Kaysen worked with colleagues from Johns Hopkins University to adapt a treatment called cognitive processing therapy – which teaches people "the skill of thinking differently about your thinking," she says. "It's a little like doing yoga for your brain."
Survivors of sexual violence often second-guess and blame themselves, Kaysen says. Cognitive processing therapy helps them address their emotions, look at the trauma realistically, and realize they didn’t have control over the event.
Dr. Judy Bass at Johns Hopkins, Kaysen and colleagues conducted a randomized trial in 15 villages of the Congo, where nearly 40 percent of women have experienced sexual violence. The country has few mental-health services.

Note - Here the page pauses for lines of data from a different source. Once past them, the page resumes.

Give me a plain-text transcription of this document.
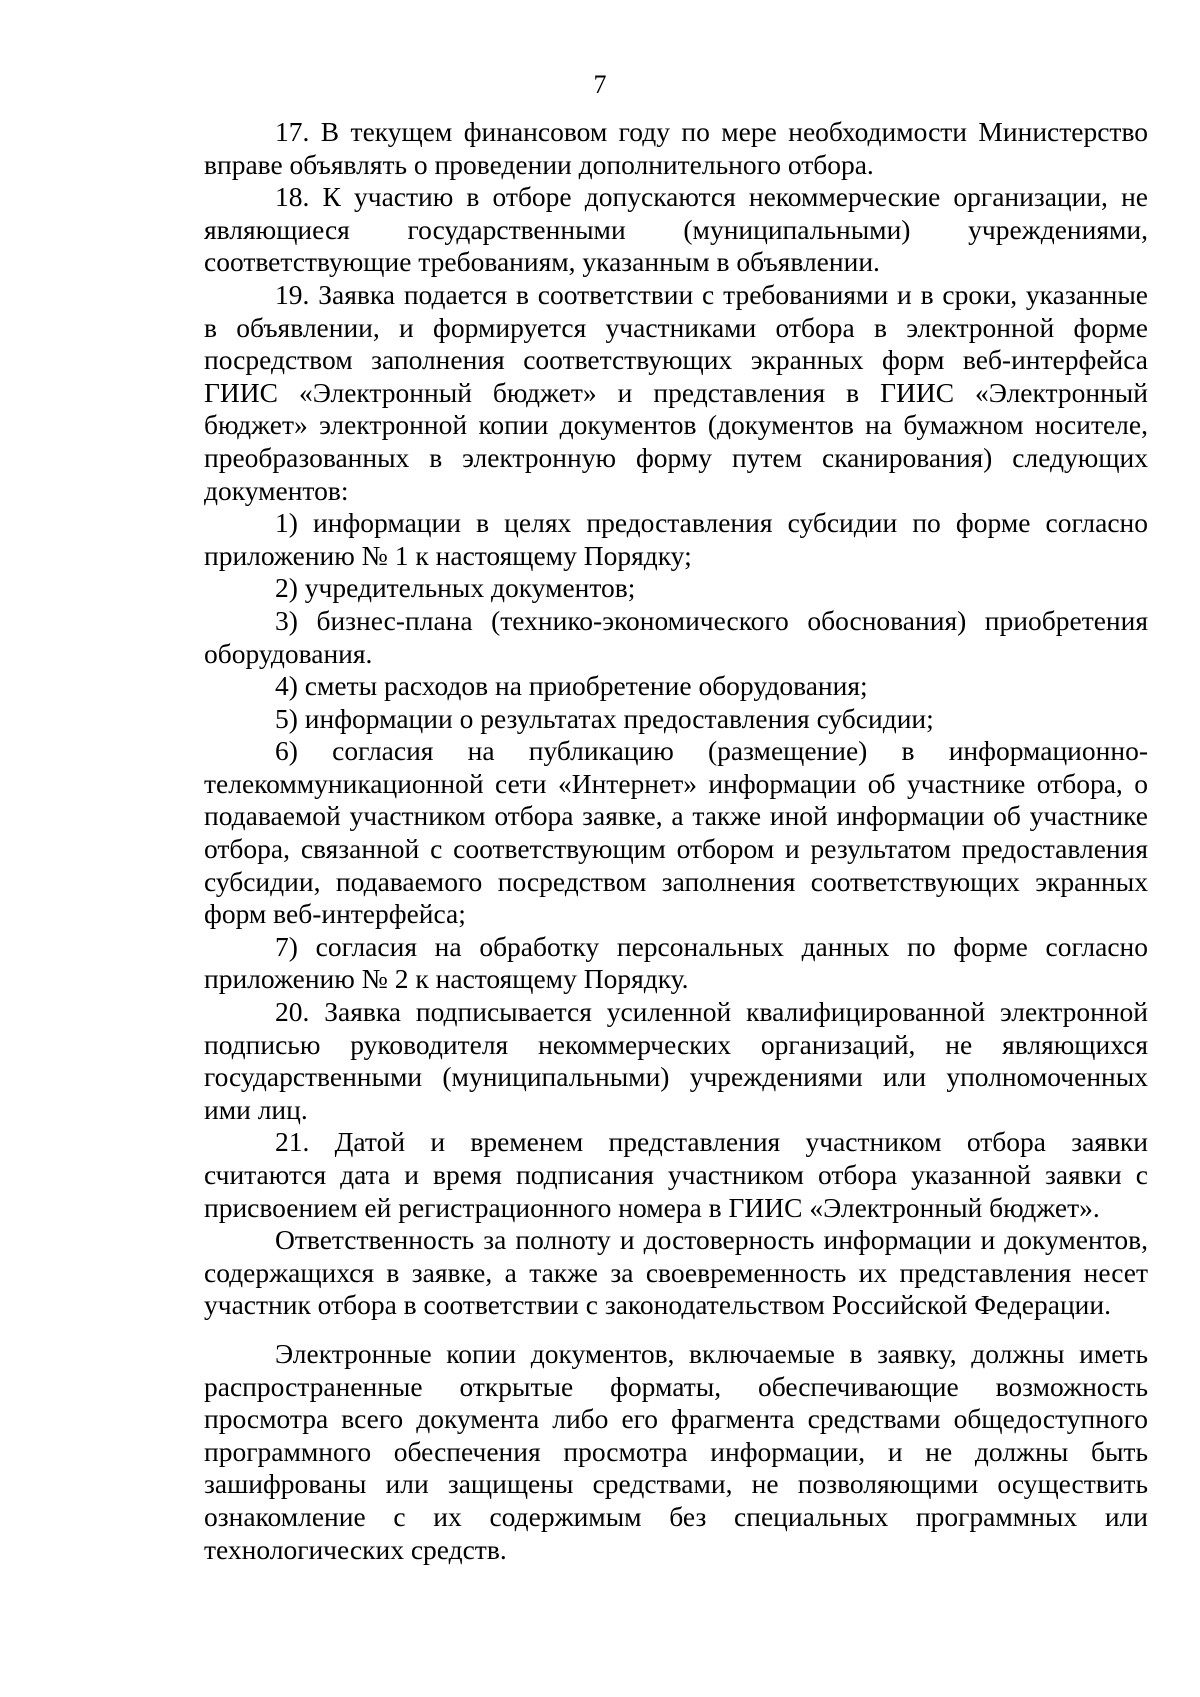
7

17. В текущем финансовом году по мере необходимости Министерство вправе объявлять о проведении дополнительного отбора.

18. К участию в отборе допускаются некоммерческие организации, не являющиеся государственными (муниципальными) учреждениями, соответствующие требованиям, указанным в объявлении.

19. Заявка подается в соответствии с требованиями и в сроки, указанные в объявлении, и формируется участниками отбора в электронной форме посредством заполнения соответствующих экранных форм веб-интерфейса ГИИС «Электронный бюджет» и представления в ГИИС «Электронный бюджет» электронной копии документов (документов на бумажном носителе, преобразованных в электронную форму путем сканирования) следующих документов:

1) информации в целях предоставления субсидии по форме согласно приложению № 1 к настоящему Порядку;

2) учредительных документов;

3) бизнес-плана (технико-экономического обоснования) приобретения оборудования.

4) сметы расходов на приобретение оборудования;

5) информации о результатах предоставления субсидии;

6) согласия на публикацию (размещение) в информационно-телекоммуникационной сети «Интернет» информации об участнике отбора, о подаваемой участником отбора заявке, а также иной информации об участнике отбора, связанной с соответствующим отбором и результатом предоставления субсидии, подаваемого посредством заполнения соответствующих экранных форм веб-интерфейса;

7) согласия на обработку персональных данных по форме согласно приложению № 2 к настоящему Порядку.

20. Заявка подписывается усиленной квалифицированной электронной подписью руководителя некоммерческих организаций, не являющихся государственными (муниципальными) учреждениями или уполномоченных ими лиц.

21. Датой и временем представления участником отбора заявки считаются дата и время подписания участником отбора указанной заявки с присвоением ей регистрационного номера в ГИИС «Электронный бюджет».

Ответственность за полноту и достоверность информации и документов, содержащихся в заявке, а также за своевременность их представления несет участник отбора в соответствии с законодательством Российской Федерации.

Электронные копии документов, включаемые в заявку, должны иметь распространенные открытые форматы, обеспечивающие возможность просмотра всего документа либо его фрагмента средствами общедоступного программного обеспечения просмотра информации, и не должны быть зашифрованы или защищены средствами, не позволяющими осуществить ознакомление с их содержимым без специальных программных или технологических средств.
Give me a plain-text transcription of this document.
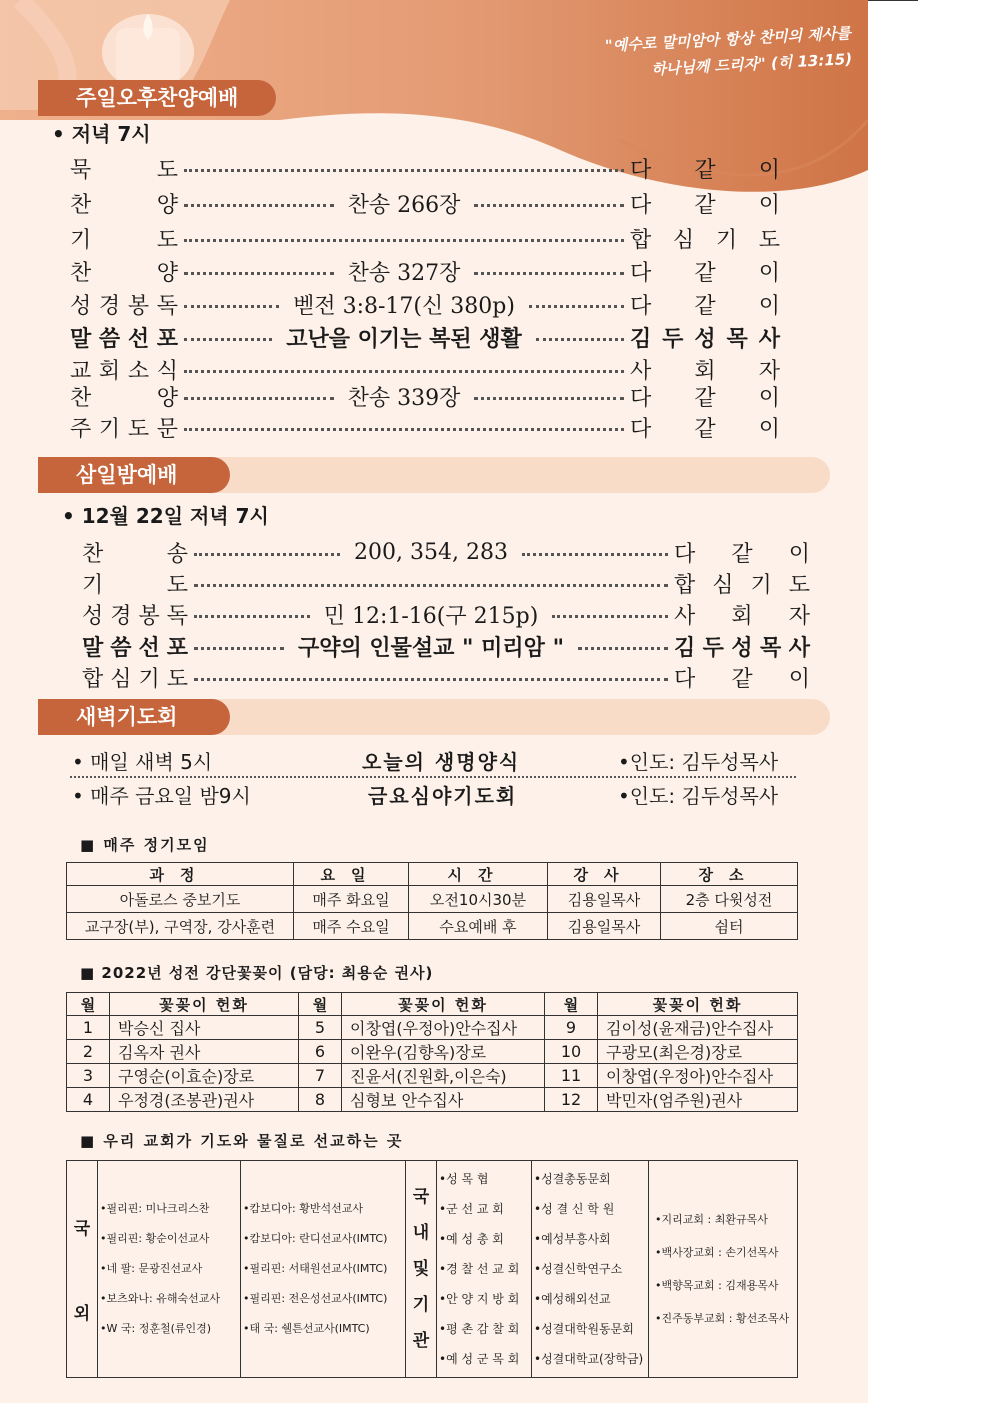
"예수로 말미암아 항상 찬미의 제사를
하나님께 드리자" (히 13:15)
주일오후찬양예배
• 저녁 7시
묵	도	다 같 이
찬	양	찬송 266장	다 같 이
기	도	합 심 기 도
찬	양	찬송 327장	다 같 이
성 경 봉 독	벧전 3:8-17(신 380p)	다 같 이
말 씀 선 포	고난을 이기는 복된 생활	김 두 성 목 사
교 회 소 식	사 회 자
찬	양	찬송 339장	다 같 이
주 기 도 문	다 같 이
삼일밤예배
• 12월 22일 저녁 7시
찬	송	200, 354, 283	다 같 이
기	도	합 심 기 도
성 경 봉 독	민 12:1-16(구 215p)	사 회 자
말 씀 선 포	구약의 인물설교 " 미리암 "	김 두 성 목 사
합 심 기 도	다 같 이
새벽기도회
• 매일 새벽 5시	오늘의 생명양식	•인도: 김두성목사
• 매주 금요일 밤9시	금요심야기도회	•인도: 김두성목사
■ 매주 정기모임
과정	요일	시간	강사	장소
아돌로스 중보기도	매주 화요일	오전10시30분	김용일목사	2층 다윗성전
교구장(부), 구역장, 강사훈련	매주 수요일	수요예배 후	김용일목사	쉼터
■ 2022년 성전 강단꽃꽂이 (담당: 최용순 권사)
월	꽃꽂이 헌화	월	꽃꽂이 헌화	월	꽃꽂이 헌화
1	박승신 집사	5	이창엽(우정아)안수집사	9	김이성(윤재금)안수집사
2	김옥자 권사	6	이완우(김향옥)장로	10	구광모(최은경)장로
3	구영순(이효순)장로	7	진윤서(진원화,이은숙)	11	이창엽(우정아)안수집사
4	우정경(조봉관)권사	8	심형보 안수집사	12	박민자(엄주원)권사
■ 우리 교회가 기도와 물질로 선교하는 곳
국
외

•필리핀: 미나크리스찬
•필리핀: 황순이선교사
•네 팔: 문광진선교사
•보츠와나: 유해숙선교사
•W 국: 정훈철(류인경)

•캄보디아: 황반석선교사
•캄보디아: 란디선교사(IMTC)
•필리핀: 서태원선교사(IMTC)
•필리핀: 전은성선교사(IMTC)
•태 국: 쉘튼선교사(IMTC)

국
내
및
기
관

•성 목 협
•군 선 교 회
•예 성 총 회
•경 찰 선 교 회
•안 양 지 방 회
•평 촌 감 찰 회
•예 성 군 목 회

•성결총동문회
•성 결 신 학 원
•예성부흥사회
•성결신학연구소
•예성해외선교
•성결대학원동문회
•성결대학교(장학금)

•지리교회 : 최환규목사
•백사장교회 : 손기선목사
•백향목교회 : 김재용목사
•진주동부교회 : 황선조목사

Treatment was brief – only 12 visits, administered by Congolese counselors. The results were dramatic. Six months later, only 9 percent of those who went through the therapy in groups still experienced depression, anxiety or post-traumatic stress syndrome, compared to 42 percent in the control group, whose participants received individual support. Results were published in the New England Journal of Medicine.
"It's good evidence for possible sustainability," Kaysen says. "We're hoping for funding to scale it up in the eastern region. The majority of rapes occur there."
The PEPFAR Policy Monitoring Project was a multi-disciplinary collaboration between the University of Washington, U.S. Centers for Disease Control and Prevention (CDC), U.S. President’s Emergency Plan for AIDS Relief (PEPFAR), United States Agency for International Development (USAID), and the Health Policy Project. The objective of this project was to monitor progress toward achieving HIV-related policy reforms in PEPFAR partner countries and build policy development and monitoring capacity of key institutions in PEPFAR partner countries.